Meno problemi pare avere l’economia di Andria ma soprattutto per il grande supporto politico che questa ha avuto nell’ultimo decennio.
Barletta invece attraversa un momento molto oscuro a mio avviso questo indipendentemente dalle forze politiche al governo della città poiché spesso tra chi governa e chi si oppone vi sono situazioni di comodo (come la remunerazione che consiglieri ed assessori percepiscono) che impediscono la presa di coscienza.
Chi governa questa città ignora lo stato di degrado che attraversa gli strati sociali della collettività e produce un atteggiamento di “ripiego”. Vi sono grandi questioni che attendono risposte, oggettive e non politiche, quali Bar.S.A. e Nuova 167 e si attende invano da anni un inizio di virata al turismo.
Anche rispetto ai servizi offerti al cittadino non brilliamo di efficienza e la circolazione stradale rappresenta un grosso ostacolo alla qualità della vita.
Inutile richiamare l’immagine di Barletta capitale immaginata dal Candidato, adesso Sindaco.
Il rallentamento risiede nella ricerca di soluzioni “politiche” a questi temi i quali vanno affrontati con una capacità ed una competenza che prescindono dal favore o dal colonialismo politico. Il Comune va alleggerito di costi inutili e vanno invece convogliate somme importanti sui servizi e su un buon piano traffico in primo luogo.
L’altro grande ed essenziale tema è quello delle scelte urbanistiche che devono essere fatte per consentire l’accesso al mercato di nuovi capitali, non necessariamente solo locali. Le scelte devono essere di ampio respiro perché devono portare ad una netta e pacifica convivenza tra l’edilizia privata e quella convenzionata realizzando così anche una gradualità del mercato immobiliare che in questo momento manca.

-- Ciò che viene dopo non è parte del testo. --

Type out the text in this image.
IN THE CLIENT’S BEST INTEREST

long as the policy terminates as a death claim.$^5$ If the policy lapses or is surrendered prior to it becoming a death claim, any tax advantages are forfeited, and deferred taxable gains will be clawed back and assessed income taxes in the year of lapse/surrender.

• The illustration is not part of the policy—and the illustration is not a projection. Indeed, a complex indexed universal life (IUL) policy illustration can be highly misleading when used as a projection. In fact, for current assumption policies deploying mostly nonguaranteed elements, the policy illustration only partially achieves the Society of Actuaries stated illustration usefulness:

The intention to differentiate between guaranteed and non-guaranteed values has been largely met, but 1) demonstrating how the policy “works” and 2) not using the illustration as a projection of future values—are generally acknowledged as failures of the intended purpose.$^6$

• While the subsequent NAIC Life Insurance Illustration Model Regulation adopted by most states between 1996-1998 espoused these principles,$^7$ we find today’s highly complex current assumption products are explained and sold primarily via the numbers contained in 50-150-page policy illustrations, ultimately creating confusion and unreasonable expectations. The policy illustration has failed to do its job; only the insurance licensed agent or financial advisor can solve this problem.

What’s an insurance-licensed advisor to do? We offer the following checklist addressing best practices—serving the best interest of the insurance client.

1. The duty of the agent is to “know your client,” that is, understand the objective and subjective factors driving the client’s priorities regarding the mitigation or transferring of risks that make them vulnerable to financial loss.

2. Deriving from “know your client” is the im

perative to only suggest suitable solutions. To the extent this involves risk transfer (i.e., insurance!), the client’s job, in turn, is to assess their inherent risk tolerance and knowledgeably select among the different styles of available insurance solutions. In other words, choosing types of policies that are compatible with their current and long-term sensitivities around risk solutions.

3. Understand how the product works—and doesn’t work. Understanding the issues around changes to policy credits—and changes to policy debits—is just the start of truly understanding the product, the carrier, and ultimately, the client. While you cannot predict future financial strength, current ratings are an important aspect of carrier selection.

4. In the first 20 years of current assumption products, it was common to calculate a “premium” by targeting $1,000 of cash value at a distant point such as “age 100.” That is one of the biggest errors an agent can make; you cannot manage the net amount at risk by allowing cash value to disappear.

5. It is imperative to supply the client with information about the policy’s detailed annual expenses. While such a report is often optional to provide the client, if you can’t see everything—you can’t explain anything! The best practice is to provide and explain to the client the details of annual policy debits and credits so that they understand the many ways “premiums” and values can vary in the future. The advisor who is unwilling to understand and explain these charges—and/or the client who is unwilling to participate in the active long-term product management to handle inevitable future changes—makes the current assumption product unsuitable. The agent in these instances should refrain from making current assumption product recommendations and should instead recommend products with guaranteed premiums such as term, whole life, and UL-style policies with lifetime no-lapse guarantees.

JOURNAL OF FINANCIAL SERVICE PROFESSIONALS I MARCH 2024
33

Dobbiamo consentire l’accesso alla casa a diversi livelli ed a costi diversi per facilitare anche l’arrivo di ulteriori cittadini dai contesti limitrofi. Vanno ricercati nuovi ed importanti spazi per l’edilizia privata e ridotti i tempi per realizzare una consistente edilizia convenzionata.
Questo significa prima di ogni altra cosa un nuovo Piano Regolatore che coraggiosamente rompa col passato e tracci i contorni della Barletta che sarà con un orizzonte temporale rinnovato.
Oltre i grandi temi connessi alla viabilità oltre che all’urbanistica ovvero tralicci da interrare passaggi a livello da eliminare, ci sono dei vincoli urbanistici che vanno assolutamente rimossi perché impediscono un corretto sviluppo della città e mi riferisco ai quartieri industriali che ostacolano lo sviluppo della città.
Un serio e credibile programma politico dovrebbe essere condiviso da maggioranza ed opposizione e condiviso con le realtà produttive, imprenditoriali e sociali per definire dei grandi temi rispetto ai quali non si può attendere e bisogna tenere salda la direzione nel tempo anche quando cambino le amministrazioni, una sorta di patto generazionale finalizzato allo sviluppo locale.